Working within corporate America is more difficult than ever. What factors are contributing to this?
Management expectations remain largely unchanged in spite of downsizing, reductions in hours, reduced compensation and bonuses, etc. People are expected to do more with less and receive less total compensation even though they may be working harder than they ever have in their lives just trying to keep up with demands.
People aren’t getting much if any scope or schedule relief despite these factors. Somehow, it all needs to get done even when it can’t.
The pressures people are feeling are tremendous. People across this economy are living with constant uncertainty over whether they will have a job from one week to the next, they know that reorganizations are happening daily and are not sure how they will fare in them, they are seeing what is happening to others who have lost their jobs, and some know they are not in a sound financial position to weather a protracted period of time without having a job.

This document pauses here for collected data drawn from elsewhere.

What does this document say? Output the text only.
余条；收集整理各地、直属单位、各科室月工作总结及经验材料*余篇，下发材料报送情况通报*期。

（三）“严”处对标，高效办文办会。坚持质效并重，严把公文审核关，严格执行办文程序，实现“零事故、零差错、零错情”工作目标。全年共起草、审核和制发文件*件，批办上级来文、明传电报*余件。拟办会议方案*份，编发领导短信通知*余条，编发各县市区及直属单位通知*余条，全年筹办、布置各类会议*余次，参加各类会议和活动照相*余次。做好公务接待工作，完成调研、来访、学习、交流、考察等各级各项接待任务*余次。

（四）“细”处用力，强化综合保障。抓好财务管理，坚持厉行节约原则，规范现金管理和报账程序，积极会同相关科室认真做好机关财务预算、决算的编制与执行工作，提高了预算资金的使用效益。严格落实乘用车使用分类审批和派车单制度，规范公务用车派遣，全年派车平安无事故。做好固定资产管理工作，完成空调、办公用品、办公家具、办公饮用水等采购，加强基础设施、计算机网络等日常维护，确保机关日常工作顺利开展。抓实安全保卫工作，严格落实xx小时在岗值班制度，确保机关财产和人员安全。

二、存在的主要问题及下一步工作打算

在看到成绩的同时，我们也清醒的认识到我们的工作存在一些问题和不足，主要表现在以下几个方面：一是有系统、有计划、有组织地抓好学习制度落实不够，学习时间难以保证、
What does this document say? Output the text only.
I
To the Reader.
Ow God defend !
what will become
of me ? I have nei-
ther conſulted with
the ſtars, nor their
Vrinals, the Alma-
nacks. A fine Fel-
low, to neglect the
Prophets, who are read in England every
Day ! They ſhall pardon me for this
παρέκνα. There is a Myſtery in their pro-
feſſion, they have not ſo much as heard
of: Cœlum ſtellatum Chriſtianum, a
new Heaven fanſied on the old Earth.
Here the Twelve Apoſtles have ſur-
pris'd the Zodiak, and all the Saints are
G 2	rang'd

Add to this stress the fact that many in the high-tech world who are working in the U.S. under H1B work visas could be required to leave the U.S. almost immediately should they lose their jobs and be unable to secure a new one within a few days. Many of the folks in this situation attended American colleges and universities and have lived in the U.S. for a decade or more.
It’s no wonder we are starting to see unusual behaviors. I ran into this very situation today.
I’m helping a client with the development and validation of a new capability within an existing business intelligence system. A meeting scheduled for this afternoon had to be pushed back 48 hours due to a last-minute scheduling problem. My I.T. counterpart went ballistic over this routine occurrence.
Suddenly, from his perspective, we can’t this project done soon enough (he wants it completed in 2 weeks) and he is citing resource and budget pressures as conspiring against him. Yet, after 7 months, he delivered a prototype about 3 weeks ago that is giving us wildly incorrect answers. Does he really think we can go live simply because the clock is ticking and he needs to cross this project off his checklist? It’s not “good enough” yet. It’s not even close.
As I thought about this sudden out-of-character behavior of my I.T. counterpart, it dawned on me that this guy may have some bonus tied to this date that he’s never revealed to anyone. That could certainly contribute to what I see as “bizarre” behavior on his part today. I know that he and all other employees just missed receiving a mid-year bonus for the first time in many years, so he may be feeling a big financial squeeze–that too could add to the pressure he’s feeling. It could also be that his boss told him to get this to the finish line now. Perhaps there is some other issue in his life that I’m not aware of. It is certainly not comfortable to watch.
What should we do in situation like this?
Take a deep breath and realize that this is an extraordinary time that we live in. Accept that we often can’t understand what’s causing great upheaval in another person’s life and that this is a good time to reach out to understand how you can be part of this solution. Look for ways to help your colleagues and team be successful and try to be empathetic with each other.